Similar benefits accrue to transmission and distribution utilities, based on more efficient utilization of the existing transmission and distribution (T&D) infrastructure. I2R losses are minimized with the ability to transmit and distribute power during periods of low demand. DES also makes C&I customers more likely to participate in demand response programs, and reduce power consumption even more during DR events. Changes, including growth in distributed generation and the adoption of electric vehicles (EVs), become less threatening to grid stability. DES systems can also be operated to enhance grid stability by providing ancillary services, such as frequency and voltage support, as well as power factor correction.

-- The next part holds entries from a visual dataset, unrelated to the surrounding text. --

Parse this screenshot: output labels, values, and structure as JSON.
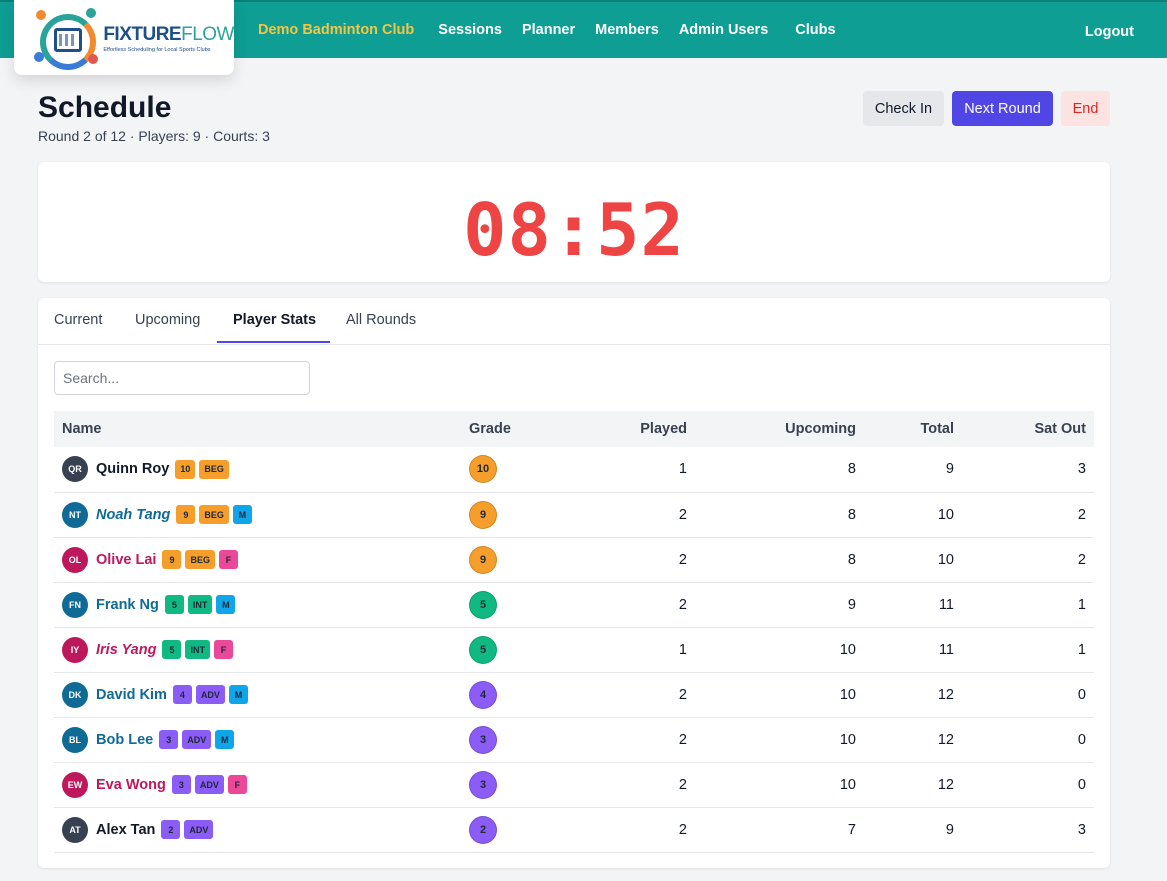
{
  "brand": {
    "name_part1": "FIXTURE",
    "name_part2": "FLOW",
    "tagline": "Effortless Scheduling for Local Sports Clubs"
  },
  "nav": {
    "club": "Demo Badminton Club",
    "items": [
      "Sessions",
      "Planner",
      "Members",
      "Admin Users",
      "Clubs"
    ],
    "logout": "Logout"
  },
  "header": {
    "title": "Schedule",
    "subtitle": "Round 2 of 12 · Players: 9 · Courts: 3",
    "buttons": {
      "check_in": "Check In",
      "next_round": "Next Round",
      "end": "End"
    }
  },
  "timer": {
    "display": "08:52"
  },
  "tabs": {
    "current": "Current",
    "upcoming": "Upcoming",
    "player_stats": "Player Stats",
    "all_rounds": "All Rounds",
    "active": "Player Stats"
  },
  "search": {
    "placeholder": "Search...",
    "value": ""
  },
  "table": {
    "columns": {
      "name": "Name",
      "grade": "Grade",
      "played": "Played",
      "upcoming": "Upcoming",
      "total": "Total",
      "sat_out": "Sat Out"
    },
    "rows": [
      {
        "initials": "QR",
        "name": "Quinn Roy",
        "grade": "10",
        "level": "BEG",
        "gender": "",
        "played": "1",
        "upcoming": "8",
        "total": "9",
        "sat_out": "3"
      },
      {
        "initials": "NT",
        "name": "Noah Tang",
        "grade": "9",
        "level": "BEG",
        "gender": "M",
        "played": "2",
        "upcoming": "8",
        "total": "10",
        "sat_out": "2"
      },
      {
        "initials": "OL",
        "name": "Olive Lai",
        "grade": "9",
        "level": "BEG",
        "gender": "F",
        "played": "2",
        "upcoming": "8",
        "total": "10",
        "sat_out": "2"
      },
      {
        "initials": "FN",
        "name": "Frank Ng",
        "grade": "5",
        "level": "INT",
        "gender": "M",
        "played": "2",
        "upcoming": "9",
        "total": "11",
        "sat_out": "1"
      },
      {
        "initials": "IY",
        "name": "Iris Yang",
        "grade": "5",
        "level": "INT",
        "gender": "F",
        "played": "1",
        "upcoming": "10",
        "total": "11",
        "sat_out": "1"
      },
      {
        "initials": "DK",
        "name": "David Kim",
        "grade": "4",
        "level": "ADV",
        "gender": "M",
        "played": "2",
        "upcoming": "10",
        "total": "12",
        "sat_out": "0"
      },
      {
        "initials": "BL",
        "name": "Bob Lee",
        "grade": "3",
        "level": "ADV",
        "gender": "M",
        "played": "2",
        "upcoming": "10",
        "total": "12",
        "sat_out": "0"
      },
      {
        "initials": "EW",
        "name": "Eva Wong",
        "grade": "3",
        "level": "ADV",
        "gender": "F",
        "played": "2",
        "upcoming": "10",
        "total": "12",
        "sat_out": "0"
      },
      {
        "initials": "AT",
        "name": "Alex Tan",
        "grade": "2",
        "level": "ADV",
        "gender": "",
        "played": "2",
        "upcoming": "7",
        "total": "9",
        "sat_out": "3"
      }
    ]
  },
  "colors": {
    "nav_bg": "#0e9e94",
    "club_link": "#f5c542",
    "accent": "#4f46e5",
    "timer": "#ef4444",
    "grade_beg": "#f59e2b",
    "grade_int": "#10b981",
    "grade_adv": "#8b5cf6",
    "gender_m": "#0ea5e9",
    "gender_f": "#ec4899",
    "name_male": "#0f6a96",
    "name_female": "#be185d",
    "name_neutral": "#111827",
    "avatar_neutral": "#374151"
  },
  "styles": {
    "italic_names": [
      "Noah Tang",
      "Iris Yang"
    ]
  }
}
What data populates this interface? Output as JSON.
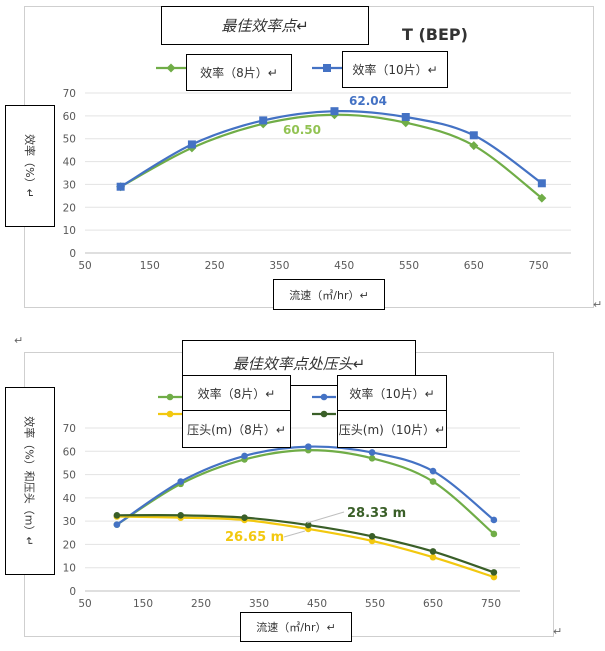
{
  "charts": [
    {
      "type": "line",
      "title": "最佳效率点↵",
      "title_suffix": "T (BEP)",
      "xlabel": "流速（㎥/hr）↵",
      "ylabel": "效率（%）↵",
      "xlim": [
        50,
        800
      ],
      "ylim": [
        0,
        70
      ],
      "xticks": [
        50,
        150,
        250,
        350,
        450,
        550,
        650,
        750
      ],
      "yticks": [
        0,
        10,
        20,
        30,
        40,
        50,
        60,
        70
      ],
      "series": [
        {
          "name": "效率（8片）↵",
          "color": "#70ad47",
          "marker": "diamond",
          "x": [
            105,
            215,
            325,
            435,
            545,
            650,
            755
          ],
          "y": [
            29,
            46,
            56.5,
            60.5,
            57,
            47,
            24
          ]
        },
        {
          "name": "效率（10片）↵",
          "color": "#4472c4",
          "marker": "square",
          "x": [
            105,
            215,
            325,
            435,
            545,
            650,
            755
          ],
          "y": [
            29,
            47.5,
            58,
            62.04,
            59.5,
            51.5,
            30.5
          ]
        }
      ],
      "annotations": [
        {
          "text": "62.04",
          "color": "#4472c4"
        },
        {
          "text": "60.50",
          "color": "#92c353"
        }
      ]
    },
    {
      "type": "line",
      "title": "最佳效率点处压头↵",
      "xlabel": "流速（㎥/hr）↵",
      "ylabel": "效率（%）和压头（m）↵",
      "xlim": [
        50,
        800
      ],
      "ylim": [
        0,
        70
      ],
      "xticks": [
        50,
        150,
        250,
        350,
        450,
        550,
        650,
        750
      ],
      "yticks": [
        0,
        10,
        20,
        30,
        40,
        50,
        60,
        70
      ],
      "series": [
        {
          "name": "效率（8片）↵",
          "color": "#70ad47",
          "marker": "circle",
          "x": [
            105,
            215,
            325,
            435,
            545,
            650,
            755
          ],
          "y": [
            28.5,
            46,
            56.5,
            60.5,
            57,
            47,
            24.5
          ]
        },
        {
          "name": "效率（10片）↵",
          "color": "#4472c4",
          "marker": "circle",
          "x": [
            105,
            215,
            325,
            435,
            545,
            650,
            755
          ],
          "y": [
            28.5,
            47,
            58,
            62,
            59.5,
            51.5,
            30.5
          ]
        },
        {
          "name": "压头(m)（8片）↵",
          "color": "#f2c80f",
          "marker": "circle",
          "x": [
            105,
            215,
            325,
            435,
            545,
            650,
            755
          ],
          "y": [
            32,
            31.5,
            30.5,
            26.65,
            21.5,
            14.5,
            6
          ]
        },
        {
          "name": "压头(m)（10片）↵",
          "color": "#3a5f28",
          "marker": "circle",
          "x": [
            105,
            215,
            325,
            435,
            545,
            650,
            755
          ],
          "y": [
            32.5,
            32.5,
            31.5,
            28.33,
            23.5,
            17,
            8
          ]
        }
      ],
      "annotations": [
        {
          "text": "28.33 m",
          "color": "#3a5f28"
        },
        {
          "text": "26.65 m",
          "color": "#f2c80f"
        }
      ]
    }
  ]
}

By increasing the utilization of existing T&D infrastructure, utilities will be able to postpone and possibly avoid a costly expansion or upgrade as demand grows and renewable generation increases. Finally, North America (and the entire planet for that matter) stand to benefit from greater use of clean, renewable sources of energy that are integrated into a more stable and reliable electric grid. DES can even help society achieve another important objective: energy independence from greater use of EVs—charged, of course, with clean solar and wind energy.
As the contribution of solar and wind generation increases to 20% or more, as it likely will under Renewable Portfolio Standard mandates, the deployment of distributed energy storage at the edge of the grid affords an opportunity to make this clean energy more dispatchable and firm. Indeed, by delivering benefits on both sides of the meter, DES has the potential to transform the way electricity is generated, transmitted, distributed, and consumed. It is for this reason that utilities should be providing incentives for their C&I customers to deploy intelligent distributed storage from renewable sources.
Doug Staker is VP of Business Development & International Sales at Demand Energy, with a total of over 25 years of experience developing new technology solutions for the global utility markets.